LSTMs are a variant of Recurrent Neural Networks (RNNs) which preserve the error that can be backpropagated through time and layers.The DL4J website has a detailed description of Fig. 1 which is worthwhile reading. The three (analog) gates block or pass information based on weights which are learned just like other neural network weights through recurrent network learning (backpropagation and gradient descent). Let us call the three activations, associated with the three (recurrent) gates (to the right in Fig. 1), recurrent activations. The central identity activation is a summation which adds the cell’s current state with its input; this is the key to the ability of the LSTM to maintain a constant error during backpropagation. The black dots signify multiplication of the recurrent gate outputs with the output of the cell activations.
Fig. 2 is a simplified network that we use for our illustration. It has a single input neuron, identity activations and all weights set to 1. We provide an input sequence of length 3, that are each 1.
Let us first write some Python code using the Keras interface (to TensorFlow back-end) to derive the expected sequence output (sequence_out), and values for the hidden-state (state_h) and cell-state (state_c). Note that for our simple structure, the sequence_outis equal to state_h. As indicated in Fig. 2, the initial state_c is set by Keras to be 0.
Let us step through the 3 time-steps one by one to hand-calculate these values so that we may arrive at the final values shown above at the end of the third time-step. Fig. 4 starts with the first input of 1, and flows this input through the memory cell to obtain the output 1 as expected. After the first time-step, the recurrent kernel becomes 1 and the cell stores a value of 1.
For the second time-step, we feed 1 (again) as the input, and hand-calculate 12 as the sequence_out and state_h values as shown in Fig. 5. The state_c value is 6.
After the second time-step, the recurrent kernel becomes 12, and the cell stores a value of 6 (the state_c value). For the third time-step, the next sequence input value is again 1. We hand-calculate 3211 as the sequence_out and state_h values as shown in Fig. 6. The state_c value is 247. These numbers agree with the output of our Keras code in Fig. 3.
The internal memory state resets to 0 after the end of the sequence. So, at the end of the third time-step (our sequence length is 3), the cell looks like the one in Fig. 7.

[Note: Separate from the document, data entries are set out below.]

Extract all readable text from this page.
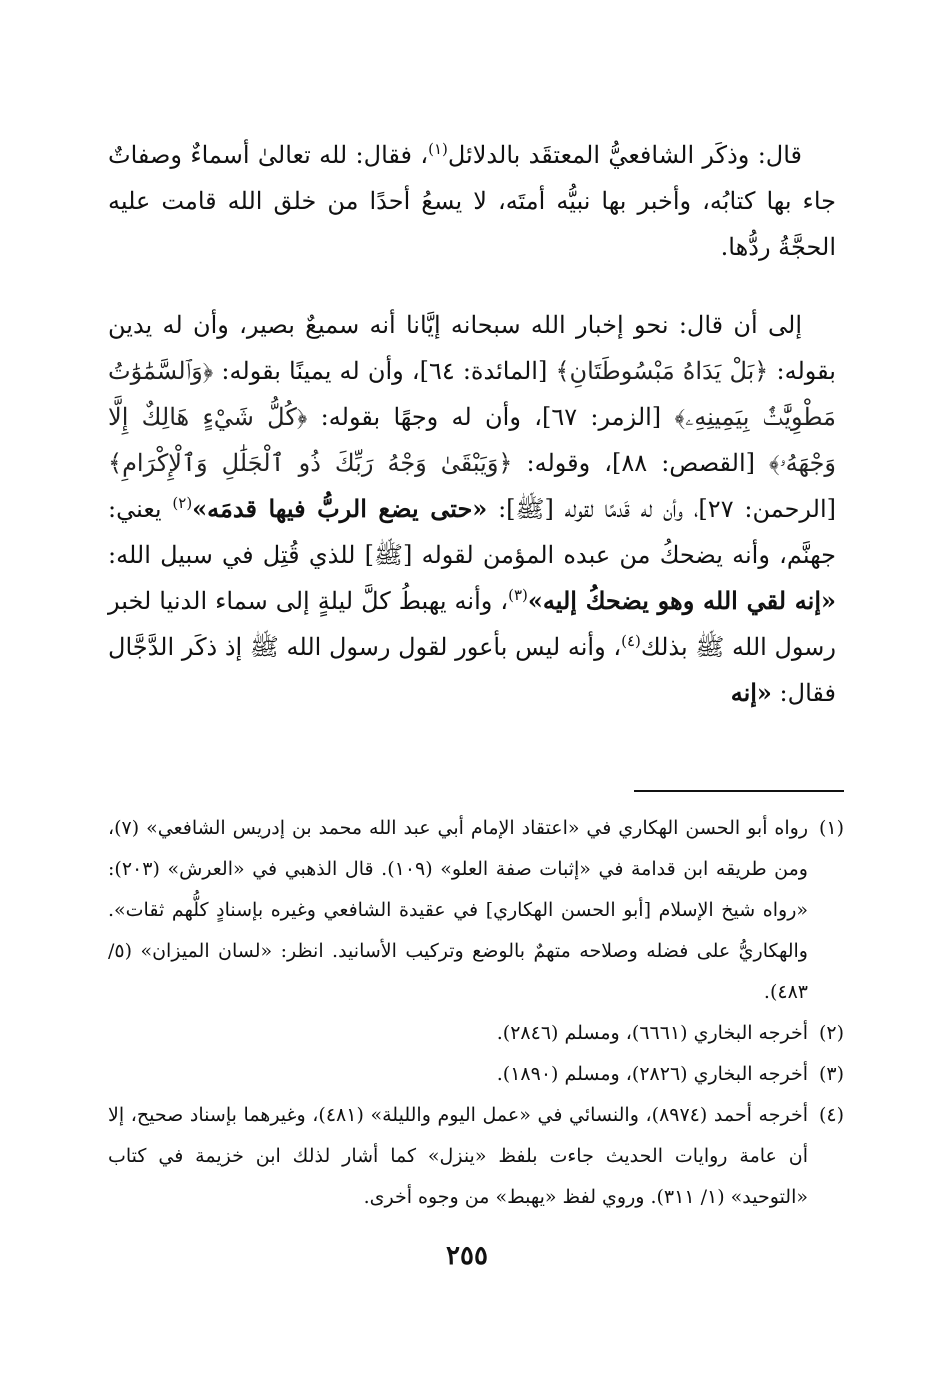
قال: وذكَر الشافعيُّ المعتقَد بالدلائل$^{(١)}$، فقال: لله تعالىٰ أسماءٌ وصفاتٌ جاء بها كتابُه، وأخبر بها نبيُّه أمتَه، لا يسعُ أحدًا من خلق الله قامت عليه الحجَّةُ ردُّها.

إلى أن قال: نحو إخبار الله سبحانه إيَّانا أنه سميعٌ بصير، وأن له يدين بقوله: ﴿بَلْ يَدَاهُ مَبْسُوطَتَانِ﴾ [المائدة: ٦٤]، وأن له يمينًا بقوله: ﴿وَٱلسَّمَٰوَٰتُ مَطْوِيَّٰتٌۢ بِيَمِينِهِۦ﴾ [الزمر: ٦٧]، وأن له وجهًا بقوله: ﴿كُلُّ شَيْءٍ هَالِكٌ إِلَّا وَجْهَهُۥ﴾ [القصص: ٨٨]، وقوله: ﴿وَيَبْقَىٰ وَجْهُ رَبِّكَ ذُو ٱلْجَلَٰلِ وَٱلْإِكْرَامِ﴾ [الرحمن: ٢٧]، وأن له قَدمًا لقوله [ﷺ]: «حتى يضع الربُّ فيها قدمَه»$^{(٢)}$ يعني: جهنَّم، وأنه يضحكُ من عبده المؤمن لقوله [ﷺ] للذي قُتِل في سبيل الله: «إنه لقي الله وهو يضحكُ إليه»$^{(٣)}$، وأنه يهبطُ كلَّ ليلةٍ إلى سماء الدنيا لخبر رسول الله ﷺ بذلك$^{(٤)}$، وأنه ليس بأعور لقول رسول الله ﷺ إذ ذكَر الدَّجَّال فقال: «إنه

(١)
رواه أبو الحسن الهكاري في «اعتقاد الإمام أبي عبد الله محمد بن إدريس الشافعي» (٧)، ومن طريقه ابن قدامة في «إثبات صفة العلو» (١٠٩). قال الذهبي في «العرش» (٢٠٣): «رواه شيخ الإسلام [أبو الحسن الهكاري] في عقيدة الشافعي وغيره بإسنادٍ كلُّهم ثقات». والهكاريُّ على فضله وصلاحه متهمٌ بالوضع وتركيب الأسانيد. انظر: «لسان الميزان» (٥/ ٤٨٣).
(٢)
أخرجه البخاري (٦٦٦١)، ومسلم (٢٨٤٦).
(٣)
أخرجه البخاري (٢٨٢٦)، ومسلم (١٨٩٠).
(٤)
أخرجه أحمد (٨٩٧٤)، والنسائي في «عمل اليوم والليلة» (٤٨١)، وغيرهما بإسناد صحيح، إلا أن عامة روايات الحديث جاءت بلفظ «ينزل» كما أشار لذلك ابن خزيمة في كتاب «التوحيد» (١/ ٣١١). وروي لفظ «يهبط» من وجوه أخرى.
٢٥٥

If the batch size is 1, back-propagation and adjustment of weights happens at this point (that is, at the end of each sequence). If the batch size is N, back-propagation happens after N sequences have been fed to the cell. Note that an output is emitted by the cell after each time-step in the sequence.
Josh and I found this exercise helpful in understanding LSTMs. Hopefully, you gained a similar benefit from this article.